We can also demonstrate the basic principles with our snip dataset. We already have our genres in a list and none of our snip movies have more than 3 genres and each of our genres are only 1 word. So we don't have to generate lists or sanitize anything. We simply need to create a soup of our overview and our genres.

Note: genres is a list, so we'll need to use ' '.join() to turn it into a string. Overview is a string, so we just need to add that string onto the end of the string created after ' '.join()ing the genres. Be sure to add a space in between.

In [44]:

#reminder again - what's in snip
snip = snip.copy()
display(snip)

#Function that creates a soup out of the desired metadata
def create_soup(x):
    return ' '.join(x['genres']) + ' ' + x['overview'] 

#create a column with the soup in it    
snip['soup'] = snip.apply(create_soup, axis=1)   


print(f'The soup for Toy Story is: \n{snip["soup"][0]}')

Out[44]:

The soup for Toy Story is: 
Animation Comedy Family Led by Woody, Andy's toys live happily in his room until Andy's birthday brings Buzz Lightyear onto the scene. Afraid of losing his place in Andy's heart, Woody plots against Buzz. But when circumstances separate Buzz and Woody from their owner, the duo eventually learns to put aside their differences.

Banik used a count vectorizer instead of a tf-idf vectorizer for his metadata recommender. He does this because using a tf-idf would downweight actors that appear in more than one movie. The same thing would happen with genres. So we'll follow suit and use the count vectorizer here. We'll remove stopwords and convert to lowercase and remove punctuation, but we won't use n-grams or lemmatization here.

You can read the documentation for count_vectorizer to learn more about it.

In [45]:


count = CountVectorizer(stop_words='english', lowercase=True)
count_matrix = count.fit_transform(snip['soup'])

#Compute the cosine similarity score 
cosine_sim2 = cosine_similarity(count_matrix, count_matrix)


#call our same function, using the same movie. 
content_recommender(snip, 'Grumpier Old Men', 'title', cosine_sim2, topN=2)

Out[45]:

Even with this tiny dataset, switching between TF-IDF and CountVectorizer and the linear kernel and the cosine-similarity changed our top two results.

It's worth trying different approaches with your data to determine the right fit.

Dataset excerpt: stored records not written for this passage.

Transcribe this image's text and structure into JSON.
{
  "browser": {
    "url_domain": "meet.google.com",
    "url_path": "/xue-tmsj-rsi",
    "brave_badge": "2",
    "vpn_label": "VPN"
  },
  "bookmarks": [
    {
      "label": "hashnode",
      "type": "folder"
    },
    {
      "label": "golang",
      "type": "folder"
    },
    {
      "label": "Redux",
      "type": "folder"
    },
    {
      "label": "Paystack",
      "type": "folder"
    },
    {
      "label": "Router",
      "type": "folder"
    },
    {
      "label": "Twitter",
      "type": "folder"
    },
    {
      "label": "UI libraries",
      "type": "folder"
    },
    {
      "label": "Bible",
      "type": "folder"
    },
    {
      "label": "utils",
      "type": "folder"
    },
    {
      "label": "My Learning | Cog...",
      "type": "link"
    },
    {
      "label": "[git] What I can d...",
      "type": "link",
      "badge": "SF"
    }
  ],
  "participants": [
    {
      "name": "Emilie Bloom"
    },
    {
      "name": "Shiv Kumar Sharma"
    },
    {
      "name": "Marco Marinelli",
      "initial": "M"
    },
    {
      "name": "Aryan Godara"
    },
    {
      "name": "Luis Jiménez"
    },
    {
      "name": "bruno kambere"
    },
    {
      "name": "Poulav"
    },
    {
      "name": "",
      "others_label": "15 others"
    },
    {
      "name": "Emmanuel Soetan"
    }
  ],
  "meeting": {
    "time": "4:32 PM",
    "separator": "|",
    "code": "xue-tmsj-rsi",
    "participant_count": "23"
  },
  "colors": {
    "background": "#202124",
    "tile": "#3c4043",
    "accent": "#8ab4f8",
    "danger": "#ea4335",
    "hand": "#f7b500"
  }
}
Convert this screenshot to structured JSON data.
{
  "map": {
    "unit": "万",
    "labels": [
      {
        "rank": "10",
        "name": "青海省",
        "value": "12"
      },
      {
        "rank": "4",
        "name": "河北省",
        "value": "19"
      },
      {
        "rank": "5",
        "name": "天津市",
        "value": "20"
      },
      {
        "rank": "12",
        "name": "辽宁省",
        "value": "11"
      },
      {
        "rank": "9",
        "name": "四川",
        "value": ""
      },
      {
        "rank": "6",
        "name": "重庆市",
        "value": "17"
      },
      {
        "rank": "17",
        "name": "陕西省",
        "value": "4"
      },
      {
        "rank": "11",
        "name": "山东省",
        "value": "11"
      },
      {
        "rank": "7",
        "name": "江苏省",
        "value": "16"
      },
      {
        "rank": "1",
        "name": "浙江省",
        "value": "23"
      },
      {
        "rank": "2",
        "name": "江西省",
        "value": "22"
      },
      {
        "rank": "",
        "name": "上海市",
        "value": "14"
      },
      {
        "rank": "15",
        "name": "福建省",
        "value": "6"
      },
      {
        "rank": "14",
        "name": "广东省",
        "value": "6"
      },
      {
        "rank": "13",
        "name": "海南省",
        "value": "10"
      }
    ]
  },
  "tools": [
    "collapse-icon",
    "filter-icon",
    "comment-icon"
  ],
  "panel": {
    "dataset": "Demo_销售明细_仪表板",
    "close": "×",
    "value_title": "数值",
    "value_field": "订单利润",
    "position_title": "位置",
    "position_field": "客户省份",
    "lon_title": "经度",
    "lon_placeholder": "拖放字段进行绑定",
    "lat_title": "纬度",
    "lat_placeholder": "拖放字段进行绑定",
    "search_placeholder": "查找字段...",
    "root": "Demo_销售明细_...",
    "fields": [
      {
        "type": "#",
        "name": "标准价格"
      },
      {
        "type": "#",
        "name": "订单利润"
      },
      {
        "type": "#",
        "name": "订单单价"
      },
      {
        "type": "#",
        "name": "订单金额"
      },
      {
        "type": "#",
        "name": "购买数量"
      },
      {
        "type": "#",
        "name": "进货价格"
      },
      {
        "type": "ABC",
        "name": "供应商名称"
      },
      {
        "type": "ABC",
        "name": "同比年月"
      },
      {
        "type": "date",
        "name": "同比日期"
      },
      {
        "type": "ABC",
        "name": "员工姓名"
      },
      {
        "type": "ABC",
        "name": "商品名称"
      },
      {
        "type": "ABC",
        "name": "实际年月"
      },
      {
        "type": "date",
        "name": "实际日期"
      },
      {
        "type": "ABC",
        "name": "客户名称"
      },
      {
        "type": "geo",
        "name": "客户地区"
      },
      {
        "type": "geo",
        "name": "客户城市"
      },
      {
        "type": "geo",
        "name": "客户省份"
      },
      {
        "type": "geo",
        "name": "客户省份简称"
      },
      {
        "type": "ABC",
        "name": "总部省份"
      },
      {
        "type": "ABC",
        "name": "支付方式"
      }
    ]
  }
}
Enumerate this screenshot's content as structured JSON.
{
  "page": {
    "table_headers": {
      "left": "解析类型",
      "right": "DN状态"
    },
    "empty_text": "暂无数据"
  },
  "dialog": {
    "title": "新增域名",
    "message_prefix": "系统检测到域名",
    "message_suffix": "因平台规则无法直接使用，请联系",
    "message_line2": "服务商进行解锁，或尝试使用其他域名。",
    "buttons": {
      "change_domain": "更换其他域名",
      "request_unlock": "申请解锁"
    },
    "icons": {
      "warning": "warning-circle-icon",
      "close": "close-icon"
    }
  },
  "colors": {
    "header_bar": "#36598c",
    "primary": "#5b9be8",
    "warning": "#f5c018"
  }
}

Self-Assessment: Metadata Recommender

Using the Ted Talks data, create a content recommender using the "ratings" and "tags" columns as your features. These columns include multi-word phrases, so use Banik's sanitize function on those two columns. Use a count vectorizer, removing English stop words and converting to lowercase, to create your vectorized matrix. Use cosine_similarity to compute your similarity matrix. Return the top 5 talks most closely related to the title "Humble plants that hide surprising secrets."